The book is due to be published in French on September 25 by Denoël, under the title Our desires. It has aroused much curiosity in the press in the United Kingdom, the adopted homeland of Chicago native Gillian Anderson. Today, with this book, “The actress, who has had both heterosexual and lesbian relationships, has finally established herself as a sex goddess – for women,” assures without hesitation The Telegraph. This last clarification seems important, because – is it a detail? – all the reviews of the book cited in this article were written by female journalists.

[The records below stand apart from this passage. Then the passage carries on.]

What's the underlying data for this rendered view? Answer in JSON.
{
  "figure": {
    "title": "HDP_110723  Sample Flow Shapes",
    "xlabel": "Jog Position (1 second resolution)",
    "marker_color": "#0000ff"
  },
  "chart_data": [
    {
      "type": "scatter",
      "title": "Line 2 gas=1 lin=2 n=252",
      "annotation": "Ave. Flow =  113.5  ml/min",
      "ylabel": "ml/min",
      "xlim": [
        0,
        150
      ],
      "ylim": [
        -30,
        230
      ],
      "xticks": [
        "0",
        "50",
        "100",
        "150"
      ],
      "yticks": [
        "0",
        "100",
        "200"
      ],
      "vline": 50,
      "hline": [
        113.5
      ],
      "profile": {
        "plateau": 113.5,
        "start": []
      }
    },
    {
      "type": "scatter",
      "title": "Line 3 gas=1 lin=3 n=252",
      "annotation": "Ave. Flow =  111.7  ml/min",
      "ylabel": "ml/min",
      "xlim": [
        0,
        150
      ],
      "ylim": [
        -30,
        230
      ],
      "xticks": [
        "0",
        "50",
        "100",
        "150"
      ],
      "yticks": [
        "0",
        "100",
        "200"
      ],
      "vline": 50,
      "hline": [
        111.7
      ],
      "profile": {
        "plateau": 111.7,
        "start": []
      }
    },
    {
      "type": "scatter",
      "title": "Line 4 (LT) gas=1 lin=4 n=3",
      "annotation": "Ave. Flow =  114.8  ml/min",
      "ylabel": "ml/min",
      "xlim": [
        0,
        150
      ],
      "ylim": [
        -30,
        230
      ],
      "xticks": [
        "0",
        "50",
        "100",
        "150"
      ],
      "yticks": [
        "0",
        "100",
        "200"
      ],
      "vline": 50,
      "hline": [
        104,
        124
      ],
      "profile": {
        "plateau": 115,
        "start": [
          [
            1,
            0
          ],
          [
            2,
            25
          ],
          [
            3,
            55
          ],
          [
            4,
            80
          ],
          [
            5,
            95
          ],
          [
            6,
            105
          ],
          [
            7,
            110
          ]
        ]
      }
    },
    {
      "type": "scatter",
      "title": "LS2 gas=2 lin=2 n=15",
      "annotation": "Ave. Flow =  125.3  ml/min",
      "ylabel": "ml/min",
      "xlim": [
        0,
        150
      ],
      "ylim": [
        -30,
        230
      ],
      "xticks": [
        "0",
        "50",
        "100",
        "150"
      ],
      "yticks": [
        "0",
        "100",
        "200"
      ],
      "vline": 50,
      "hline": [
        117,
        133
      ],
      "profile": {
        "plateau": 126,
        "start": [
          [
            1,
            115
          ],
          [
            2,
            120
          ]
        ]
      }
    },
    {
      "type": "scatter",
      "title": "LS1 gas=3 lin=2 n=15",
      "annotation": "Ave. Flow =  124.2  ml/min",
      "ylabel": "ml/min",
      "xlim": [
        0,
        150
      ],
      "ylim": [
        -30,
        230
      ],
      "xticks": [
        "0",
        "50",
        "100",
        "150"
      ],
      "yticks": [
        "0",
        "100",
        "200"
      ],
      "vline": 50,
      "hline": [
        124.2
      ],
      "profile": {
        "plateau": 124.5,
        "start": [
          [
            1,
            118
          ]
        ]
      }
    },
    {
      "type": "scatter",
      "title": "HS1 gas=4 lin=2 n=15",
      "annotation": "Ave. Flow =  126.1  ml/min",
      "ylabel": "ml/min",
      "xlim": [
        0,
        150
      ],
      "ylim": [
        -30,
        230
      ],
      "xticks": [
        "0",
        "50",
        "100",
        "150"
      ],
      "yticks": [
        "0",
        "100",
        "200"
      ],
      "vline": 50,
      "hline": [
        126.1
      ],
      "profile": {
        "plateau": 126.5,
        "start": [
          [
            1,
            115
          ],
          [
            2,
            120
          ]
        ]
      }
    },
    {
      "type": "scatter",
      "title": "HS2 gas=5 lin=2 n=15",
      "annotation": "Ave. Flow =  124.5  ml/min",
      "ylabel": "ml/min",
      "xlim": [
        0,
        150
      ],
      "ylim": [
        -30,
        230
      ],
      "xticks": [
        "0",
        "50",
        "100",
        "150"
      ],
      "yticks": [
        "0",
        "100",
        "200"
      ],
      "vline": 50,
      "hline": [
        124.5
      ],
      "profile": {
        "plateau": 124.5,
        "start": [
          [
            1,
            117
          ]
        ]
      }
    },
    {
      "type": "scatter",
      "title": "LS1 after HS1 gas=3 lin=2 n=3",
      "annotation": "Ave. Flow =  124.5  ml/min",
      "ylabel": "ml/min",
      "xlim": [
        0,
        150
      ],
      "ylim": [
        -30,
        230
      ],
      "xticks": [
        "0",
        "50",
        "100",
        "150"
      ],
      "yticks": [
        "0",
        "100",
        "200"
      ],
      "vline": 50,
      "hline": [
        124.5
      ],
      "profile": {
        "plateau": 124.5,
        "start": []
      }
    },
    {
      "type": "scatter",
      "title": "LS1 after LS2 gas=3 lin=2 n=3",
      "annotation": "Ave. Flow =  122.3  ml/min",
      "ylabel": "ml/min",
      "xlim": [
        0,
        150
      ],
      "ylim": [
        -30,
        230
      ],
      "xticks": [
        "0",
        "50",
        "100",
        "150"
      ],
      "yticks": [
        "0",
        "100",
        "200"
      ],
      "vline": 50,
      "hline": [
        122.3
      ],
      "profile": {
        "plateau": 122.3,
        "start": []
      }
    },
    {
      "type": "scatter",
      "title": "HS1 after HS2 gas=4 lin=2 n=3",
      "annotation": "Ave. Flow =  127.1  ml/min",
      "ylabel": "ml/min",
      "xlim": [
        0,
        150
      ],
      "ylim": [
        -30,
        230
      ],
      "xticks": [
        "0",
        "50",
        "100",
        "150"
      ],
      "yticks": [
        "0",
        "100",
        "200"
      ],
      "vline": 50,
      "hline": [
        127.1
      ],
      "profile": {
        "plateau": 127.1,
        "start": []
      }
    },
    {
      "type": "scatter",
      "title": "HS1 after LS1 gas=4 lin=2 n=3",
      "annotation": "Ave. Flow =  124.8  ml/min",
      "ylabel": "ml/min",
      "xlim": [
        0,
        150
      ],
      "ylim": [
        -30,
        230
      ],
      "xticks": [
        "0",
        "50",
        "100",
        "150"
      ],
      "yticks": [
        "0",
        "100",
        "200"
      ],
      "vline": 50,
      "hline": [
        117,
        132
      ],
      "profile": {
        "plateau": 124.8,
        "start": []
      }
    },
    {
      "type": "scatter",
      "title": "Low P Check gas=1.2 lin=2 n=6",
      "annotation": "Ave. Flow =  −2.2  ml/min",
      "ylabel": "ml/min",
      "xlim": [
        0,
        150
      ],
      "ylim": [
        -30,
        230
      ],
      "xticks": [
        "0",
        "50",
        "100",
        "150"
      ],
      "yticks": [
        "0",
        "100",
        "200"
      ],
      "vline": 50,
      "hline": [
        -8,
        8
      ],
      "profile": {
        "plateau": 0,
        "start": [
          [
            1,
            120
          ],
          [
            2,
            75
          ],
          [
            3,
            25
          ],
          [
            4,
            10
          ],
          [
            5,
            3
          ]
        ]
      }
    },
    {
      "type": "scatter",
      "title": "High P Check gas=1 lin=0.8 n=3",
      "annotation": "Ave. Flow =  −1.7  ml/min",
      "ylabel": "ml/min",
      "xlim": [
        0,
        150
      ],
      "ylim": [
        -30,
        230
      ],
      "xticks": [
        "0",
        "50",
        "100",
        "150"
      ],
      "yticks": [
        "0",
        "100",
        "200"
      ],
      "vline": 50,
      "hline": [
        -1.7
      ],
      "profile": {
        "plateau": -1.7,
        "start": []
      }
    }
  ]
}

Gillian Anderson, 56, tells us in The Times the genesis of her work. To prepare to play sexologist Jean Milburn in the series Sex Education, she read My Secret Garden. An Anthology of Female Sexual Fantasies, by American Nancy Friday (1933-2017). This collection of interviews with women recounting their intimate lives, published in 1973 (and translated into French by Balland), was a huge success in its time. By taking away from men the monopoly on erotic imagination, it fueled the sexual revolution in the United States.